NanoEuler does not skip the limitation. A sample in the README shows grammar and long clauses, but not reliable meaning. The stated scope is educational and research-oriented: own every piece of the system, from parameters and gradients to tokenizer, kernels, pretraining, and fine-tuning.

That also explains the name. The README ties residual blocks to the forward-Euler method for numerical integration: a residual update of the form x = x + f(x)

can be read as one discretized step of an ordinary differential equation. It is a small naming choice, but it reveals the project as a learning path through the math and the machine code rather than a wrapper around an API.

The shadow of llm.c

NanoEuler sits in the same cultural lane as Andrej Karpathy's llm.c, which describes itself as LLM training in simple raw C/CUDA and focuses on reproducing GPT-2 and GPT-3-style training without leaning on the bulk of PyTorch or CPython. Karpathy's nanoGPT is the adjacent PyTorch reference point: a compact training and fine-tuning repo that its own README now calls old and deprecated in favor of newer work.

The comparison is useful but not flattening. llm.c is the known reference project with a large community and a sharper benchmarking posture. NanoEuler is smaller, newer, and less externally validated. Its claim to attention is not that it beats the incumbent low-level stacks. It is that an individual developer can now reproduce enough of the training pipeline, tokenizer, CUDA kernels, gradient checks, and SFT loop to make the system inspectable.

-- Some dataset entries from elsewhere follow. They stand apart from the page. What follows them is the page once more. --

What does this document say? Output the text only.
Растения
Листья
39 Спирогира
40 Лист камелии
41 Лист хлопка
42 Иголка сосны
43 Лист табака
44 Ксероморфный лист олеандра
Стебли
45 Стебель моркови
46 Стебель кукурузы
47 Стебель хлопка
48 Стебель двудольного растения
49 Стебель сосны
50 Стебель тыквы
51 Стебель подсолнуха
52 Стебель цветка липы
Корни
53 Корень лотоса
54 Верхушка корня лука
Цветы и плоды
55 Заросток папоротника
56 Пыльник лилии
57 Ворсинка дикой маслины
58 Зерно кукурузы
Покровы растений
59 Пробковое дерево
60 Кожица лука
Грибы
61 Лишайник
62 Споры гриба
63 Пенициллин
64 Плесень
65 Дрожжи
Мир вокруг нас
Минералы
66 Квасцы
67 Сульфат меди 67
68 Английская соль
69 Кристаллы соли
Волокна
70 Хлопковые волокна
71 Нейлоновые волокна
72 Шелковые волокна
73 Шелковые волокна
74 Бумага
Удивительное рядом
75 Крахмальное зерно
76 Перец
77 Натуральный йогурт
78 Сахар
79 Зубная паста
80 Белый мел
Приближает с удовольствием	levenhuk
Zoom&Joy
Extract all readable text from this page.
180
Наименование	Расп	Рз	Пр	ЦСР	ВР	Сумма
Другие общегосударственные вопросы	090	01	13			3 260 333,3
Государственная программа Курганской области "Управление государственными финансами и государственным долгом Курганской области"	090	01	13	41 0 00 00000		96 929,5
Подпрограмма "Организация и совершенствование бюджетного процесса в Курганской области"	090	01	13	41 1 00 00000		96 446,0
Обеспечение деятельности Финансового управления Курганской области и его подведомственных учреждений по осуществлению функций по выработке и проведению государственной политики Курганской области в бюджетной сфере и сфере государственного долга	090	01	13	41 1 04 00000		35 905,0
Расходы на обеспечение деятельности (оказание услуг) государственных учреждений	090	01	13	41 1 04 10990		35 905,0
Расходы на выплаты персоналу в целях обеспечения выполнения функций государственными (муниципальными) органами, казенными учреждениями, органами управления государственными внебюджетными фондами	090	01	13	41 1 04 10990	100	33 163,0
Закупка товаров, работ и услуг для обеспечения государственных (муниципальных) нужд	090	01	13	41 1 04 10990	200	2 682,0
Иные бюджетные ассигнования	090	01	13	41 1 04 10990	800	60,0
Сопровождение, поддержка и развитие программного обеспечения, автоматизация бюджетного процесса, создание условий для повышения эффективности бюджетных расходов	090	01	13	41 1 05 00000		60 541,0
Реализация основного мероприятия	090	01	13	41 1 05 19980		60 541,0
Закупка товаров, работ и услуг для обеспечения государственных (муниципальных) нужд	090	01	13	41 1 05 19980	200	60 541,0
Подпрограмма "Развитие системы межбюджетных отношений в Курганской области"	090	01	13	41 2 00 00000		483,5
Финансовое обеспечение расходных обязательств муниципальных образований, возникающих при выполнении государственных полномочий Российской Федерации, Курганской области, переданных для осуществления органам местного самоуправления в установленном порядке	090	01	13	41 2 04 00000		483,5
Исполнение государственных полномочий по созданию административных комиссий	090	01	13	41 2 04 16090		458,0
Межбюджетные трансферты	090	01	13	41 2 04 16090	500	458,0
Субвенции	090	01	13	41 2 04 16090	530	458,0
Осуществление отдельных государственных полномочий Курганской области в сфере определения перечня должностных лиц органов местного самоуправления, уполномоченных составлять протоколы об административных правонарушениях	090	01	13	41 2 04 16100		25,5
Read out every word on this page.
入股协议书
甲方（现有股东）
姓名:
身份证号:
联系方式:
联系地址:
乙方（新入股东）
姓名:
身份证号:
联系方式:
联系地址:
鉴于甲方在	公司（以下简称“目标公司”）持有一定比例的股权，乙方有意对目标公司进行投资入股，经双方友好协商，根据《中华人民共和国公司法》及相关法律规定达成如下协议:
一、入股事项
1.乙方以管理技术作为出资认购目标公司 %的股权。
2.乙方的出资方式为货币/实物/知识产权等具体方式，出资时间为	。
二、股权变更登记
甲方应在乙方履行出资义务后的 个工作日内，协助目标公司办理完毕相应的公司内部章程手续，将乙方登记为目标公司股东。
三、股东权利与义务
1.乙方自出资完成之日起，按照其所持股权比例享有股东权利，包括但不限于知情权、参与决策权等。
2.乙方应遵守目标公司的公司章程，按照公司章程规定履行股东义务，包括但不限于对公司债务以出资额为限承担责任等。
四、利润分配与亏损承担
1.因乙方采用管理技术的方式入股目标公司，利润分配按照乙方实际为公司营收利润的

That distinction also separates NanoEuler from llama.cpp, whose center of gravity is local inference and broad model support in C/C++, and from tinygrad, which is a broader deep-learning stack with autograd, compiler work, JIT, graph execution, neural-network layers, optimizers, and datasets. NanoEuler is narrower: one repository, one GPT-style training stack, and a deliberate decision to write the backward pass by hand.

No financing, no product, no shortcut

There is no disclosed financing behind NanoEuler, no company entity, no pricing page, no customer list, no cloud service, and no claim of commercial adoption. That absence should not be read as a weakness. It is the boundary of the story.

Low-level AI infrastructure is attracting venture money elsewhere, especially around inference engines, alternative accelerators, cloud capacity, and developer tooling. NanoEuler is not competing in that market today. It is competing for something earlier in the pipeline: credibility among developers who believe the next layer of AI infrastructure cannot be built only by prompting black boxes and importing Python libraries.

That is also why the repo's roadmap is revealing. Vincenzo lists DPO and preference optimization, scaling toward about 270 million parameters, and publishing a trained checkpoint as next steps. Those are not product milestones in the SaaS sense. They are the obvious next rungs in an engineer's attempt to recreate the modern LLM lifecycle at a size that still fits in a single-person project.

RuntimeWire has been tracking a similar pattern in small developer tools: Daniel Lyons' Treedocs 0.2.0 made repo structure explicit for humans and coding agents, while AISlop turned AI-generated code smells into CI checks. NanoEuler is further down the stack. Instead of policing AI output or documenting codebases for agents, Vincenzo is rebuilding the training machinery those agents depend on.

The open question is not whether NanoEuler is a useful assistant. Its own author says it is not. The question is whether this kind of from-scratch work becomes a hiring signal, a research notebook, or the seed of a more durable infrastructure project. On the verified facts available today, NanoEuler is the first two: a compact public record of a developer learning the LLM stack by writing the hard parts himself.